The Day of The Dead Festival

 

 

 

 

 

 

 

 

 

Celebrating Day of the Dead. What exactly is this about? Is it about the dead or about life? Knowing little of this holiday in Mexico but familiar with pictures of people dressed as skeletons and skulls; when a friend’s daughter was getting married she decided the theme would be Day of the Dead. It was curious and led to asking questions. Day of the Dead is really a party of life! Having only written about Halloween it was natural to look at Day of the Dead.You may think that both holidays are about the same but Day of the Day could last about a week on the end of October into the first days of November. Actually Day of the Dead, or Dia de los Muertos is nothing like Halloween aside from these few listed similarities of putting on a costume, having fun and occurring close to October 31.The beginnings can be traced back to preHispanic times when skulls are kept as trophies and exhibited during rituals as a symbol of death and rebirth. This festivity was celebrated on the 9th month of the Aztec calendar-beginning of August and lasting a full month and was dedicated to the god “Lady of the Dead”. The preHispanics thought of death as a extension of life. Life was deemed just a dream simply in death were they truly alive. The Spanish saw this ritual as sacrilegious and attempted to stop it. This failed to work so the Spaniards altered the day to correspond with the spiritual days of All Saint’s Day (November 1) and All Soul’s Day (November 2). This worked out for all people and continues today as the main occasion days for Day of the Dead.

Day of the Dead is a celebration of death as being a transition from one life to another. The souls do not die but reside in Mictlan, an exceptional host to rest. This is just a different level were they stay until they can go back home and visit; communication can exist between the living and the dead through the festival of Dia de los Muertos. It’s not a mournful occasion but a cheerful colorful celebration and death takes on a friendly happy expression.
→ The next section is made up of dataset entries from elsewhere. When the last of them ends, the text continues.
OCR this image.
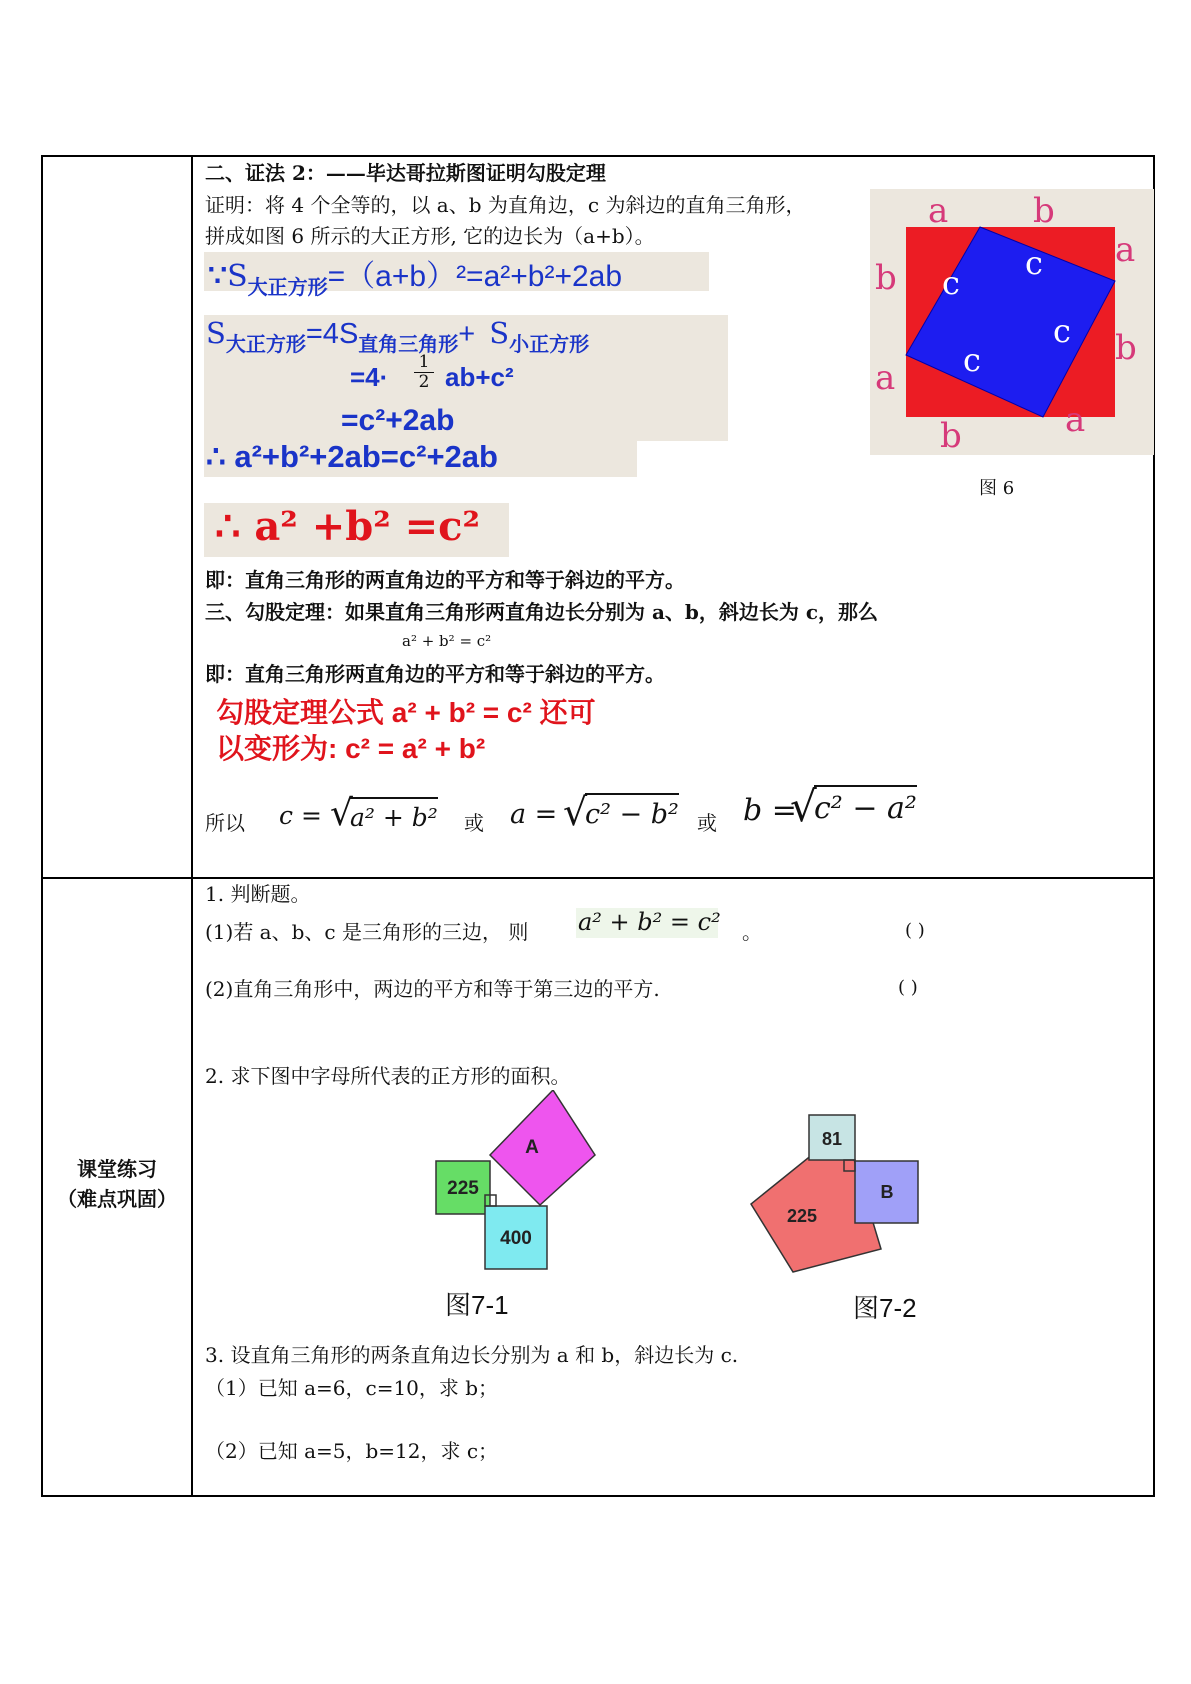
二、证法 2：——毕达哥拉斯图证明勾股定理
证明：将 4 个全等的，以 a、b 为直角边，c 为斜边的直角三角形，
拼成如图 6 所示的大正方形, 它的边长为（a+b）。
$\because S_{大正方形}=(a+b)^2=a^2+b^2+2ab$
$S_{大正方形}=4S_{直角三角形}+ S_{小正方形}$
$=4\cdot \frac{1}{2} ab+c^2$
=c²+2ab
∴ a²+b²+2ab=c²+2ab
∴ a² +b² =c²
a b
a
b
a
b
b
a
c
c
c
c
图 6
即：直角三角形的两直角边的平方和等于斜边的平方。
三、勾股定理：如果直角三角形两直角边长分别为 a、b，斜边长为 c，那么
a² + b² = c²
即：直角三角形两直角边的平方和等于斜边的平方。
勾股定理公式 a² + b² = c² 还可
以变形为: c² = a² + b²
所以 c = √
a² + b² 或 a = √
c² − b² 或 b =
√
c² − a²
课堂练习
（难点巩固）
1. 判断题。
(1)若 a、b、c 是三角形的三边， 则 a² + b² = c² 。	( )
(2)直角三角形中，两边的平方和等于第三边的平方.	( )
2. 求下图中字母所代表的正方形的面积。
A
225
400
图7-1
81
B
225
图7-2
3. 设直角三角形的两条直角边长分别为 a 和 b，斜边长为 c.
（1）已知 a=6，c=10，求 b；
（2）已知 a=5，b=12，求 c；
This is commemorated differently in Mexico and also in places in the United States. Families will save throughout the year to build an altar committed to their loved ones. To offer a celebratory look altars are embellished with papel picado (tissue paper) that is cut in intricate designs and hung around the altar. The altars can have items placed on them that the dead loved the most while they were living. Marigold flowers and copal from trees, have fragrances that is believed to invite the spirits home. Drinks are put on altars to satisfy the thirst of the dead after their long journey; salt is regarded as the spice of life and is a staple that needs to be left on the altars and sugar skulls merit the deads’ sweet spirit. Burial plots will be decorated with flowers; toys for the children and bottles of tequila for the adults will be left at the graves. People celebrate by dressing up, visiting and partying.
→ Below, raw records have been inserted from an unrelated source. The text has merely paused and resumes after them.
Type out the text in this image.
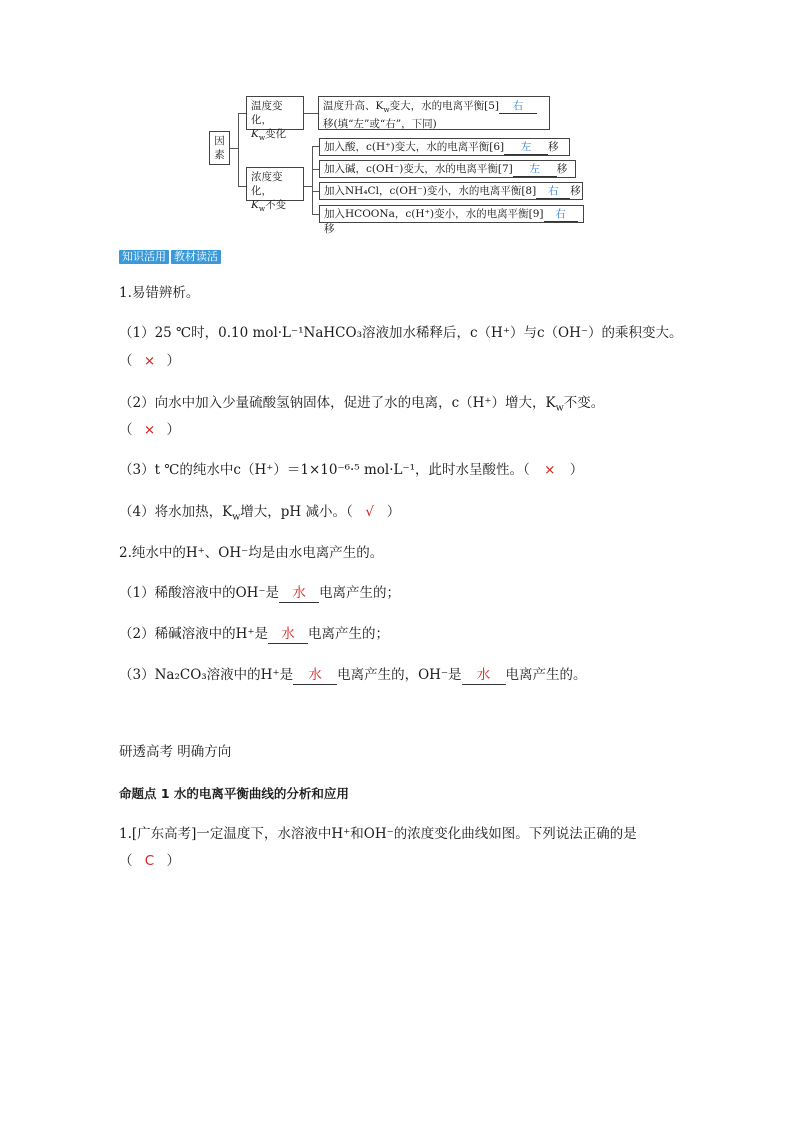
因
素
温度变化，
$K_w$变化
浓度变化，
$K_w$不变
温度升高、$K_w$变大，水的电离平衡[5] 右
移(填“左”或“右”，下同)
加入酸，c(H⁺)变大，水的电离平衡[6] 左 移
加入碱，c(OH⁻)变大，水的电离平衡[7] 左 移
加入NH₄Cl，c(OH⁻)变小，水的电离平衡[8] 右 移
加入HCOONa，c(H⁺)变小，水的电离平衡[9] 右移
知识活用 教材读活
1.易错辨析。
（1）25 ℃时，0.10 mol·L⁻¹NaHCO₃溶液加水稀释后，c（H⁺）与c（OH⁻）的乘积变大。
（ × ）
（2）向水中加入少量硫酸氢钠固体，促进了水的电离，c（H⁺）增大，$K_w$不变。
（ × ）
（3）t ℃的纯水中c（H⁺）＝1×10⁻⁶·⁵ mol·L⁻¹，此时水呈酸性。（ × ）
（4）将水加热，$K_w$增大，pH 减小。（ √ ）
2.纯水中的H⁺、OH⁻均是由水电离产生的。
（1）稀酸溶液中的OH⁻是 水 电离产生的；
（2）稀碱溶液中的H⁺是 水 电离产生的；
（3）Na₂CO₃溶液中的H⁺是 水 电离产生的，OH⁻是 水 电离产生的。
研透高考 明确方向
命题点 1 水的电离平衡曲线的分析和应用
1.[广东高考]一定温度下，水溶液中H⁺和OH⁻的浓度变化曲线如图。下列说法正确的是
（ C ）
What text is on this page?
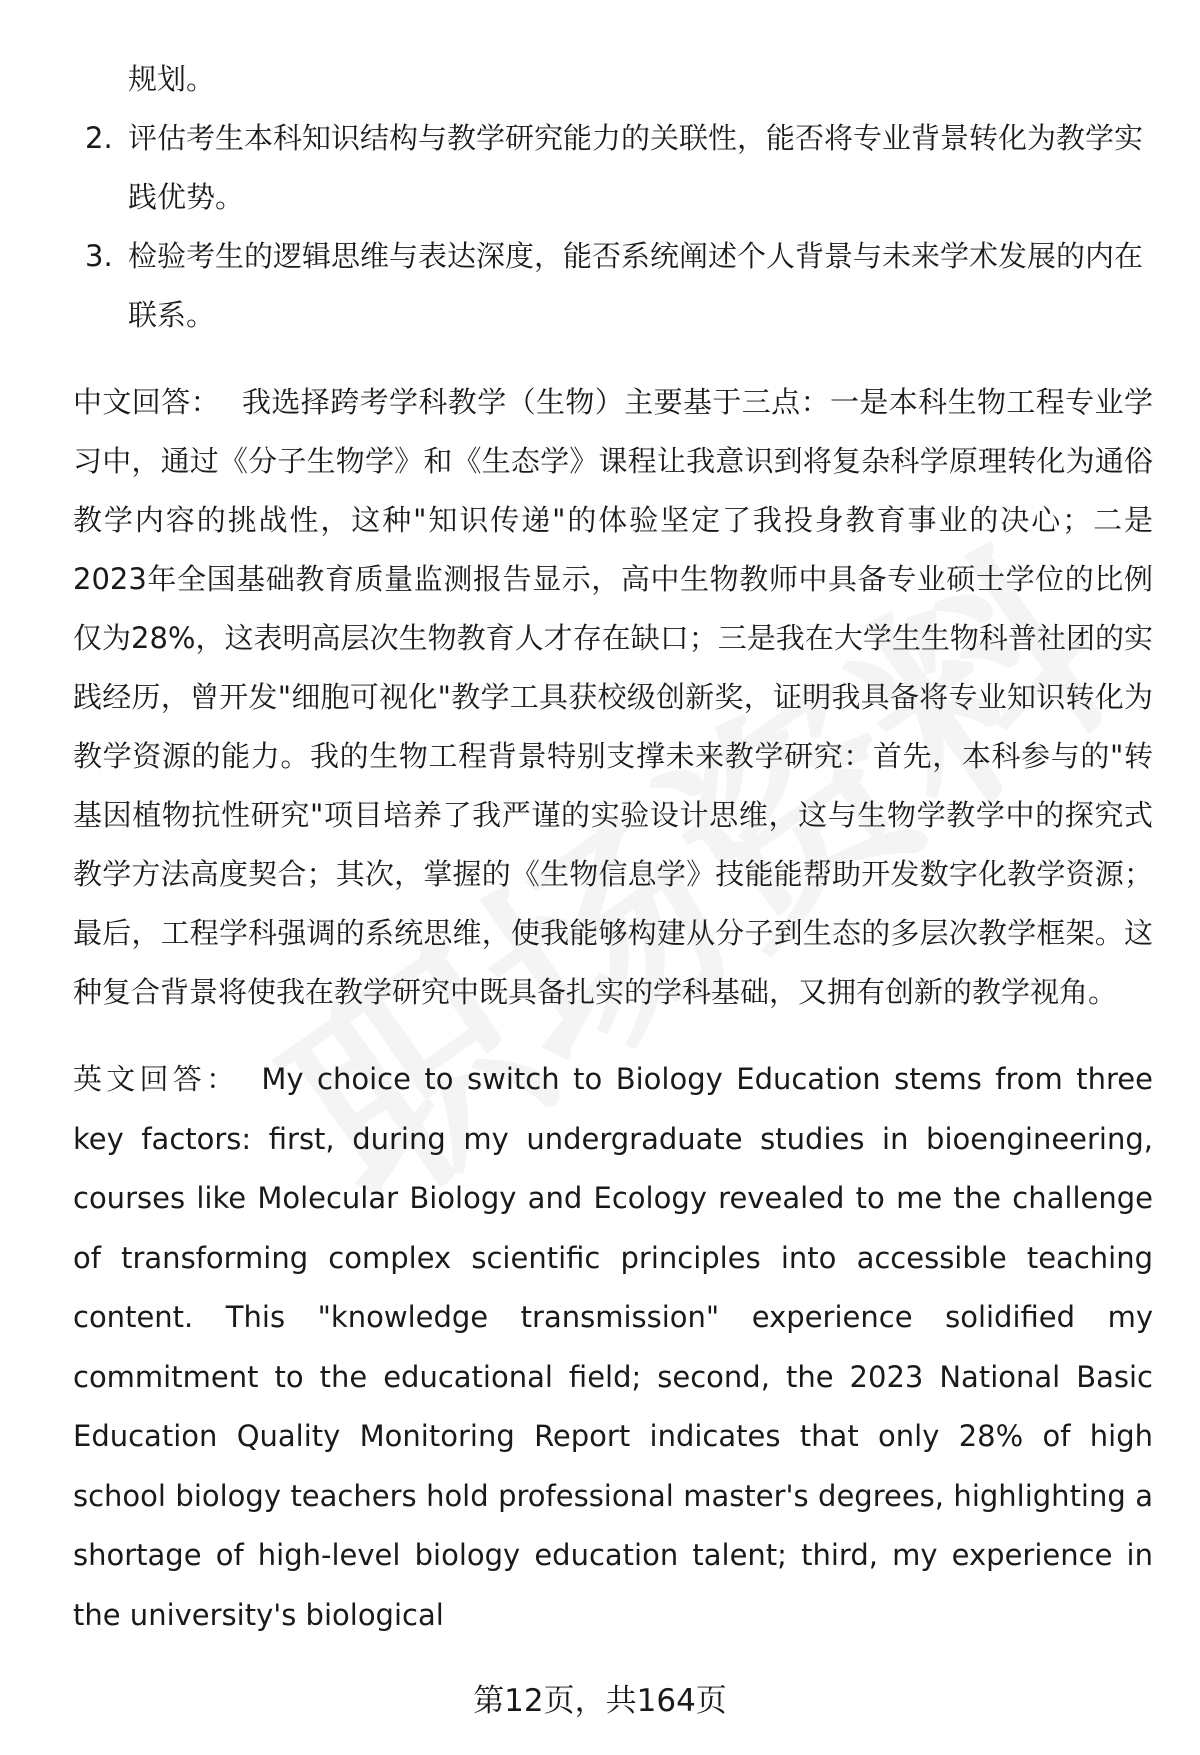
规划。
2. 评估考生本科知识结构与教学研究能力的关联性，能否将专业背景转化为教学实践优势。
3. 检验考生的逻辑思维与表达深度，能否系统阐述个人背景与未来学术发展的内在联系。
中文回答： 我选择跨考学科教学（生物）主要基于三点：一是本科生物工程专业学习中，通过《分子生物学》和《生态学》课程让我意识到将复杂科学原理转化为通俗教学内容的挑战性，这种"知识传递"的体验坚定了我投身教育事业的决心；二是2023年全国基础教育质量监测报告显示，高中生物教师中具备专业硕士学位的比例仅为28%，这表明高层次生物教育人才存在缺口；三是我在大学生生物科普社团的实践经历，曾开发"细胞可视化"教学工具获校级创新奖，证明我具备将专业知识转化为教学资源的能力。我的生物工程背景特别支撑未来教学研究：首先，本科参与的"转基因植物抗性研究"项目培养了我严谨的实验设计思维，这与生物学教学中的探究式教学方法高度契合；其次，掌握的《生物信息学》技能能帮助开发数字化教学资源；最后，工程学科强调的系统思维，使我能够构建从分子到生态的多层次教学框架。这种复合背景将使我在教学研究中既具备扎实的学科基础，又拥有创新的教学视角。
英文回答： My choice to switch to Biology Education stems from three key factors: first, during my undergraduate studies in bioengineering, courses like Molecular Biology and Ecology revealed to me the challenge of transforming complex scientific principles into accessible teaching content. This "knowledge transmission" experience solidified my commitment to the educational field; second, the 2023 National Basic Education Quality Monitoring Report indicates that only 28% of high school biology teachers hold professional master's degrees, highlighting a shortage of high-level biology education talent; third, my experience in the university's biological
第12页，共164页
Children (los angelitos) are remembered beginning at dusk October 31, adults remembered the next evening (November 1) and on November 2, All Soul’s Day, church is in order to pray for all. Essentially, Halloween is to scare the spirits away and back to where they came. Day of the Dead is to bring the spirits home to visit. It is a happy celebration of life and new beginnings and applies well to being the theme of a wedding.

Hopefully, this will show Dia de los Muertos and Halloween are really not the same whatsoever. There is other information not touched upon but please peruse them for your own edification and enjoy the fun and good times for both these celebrations.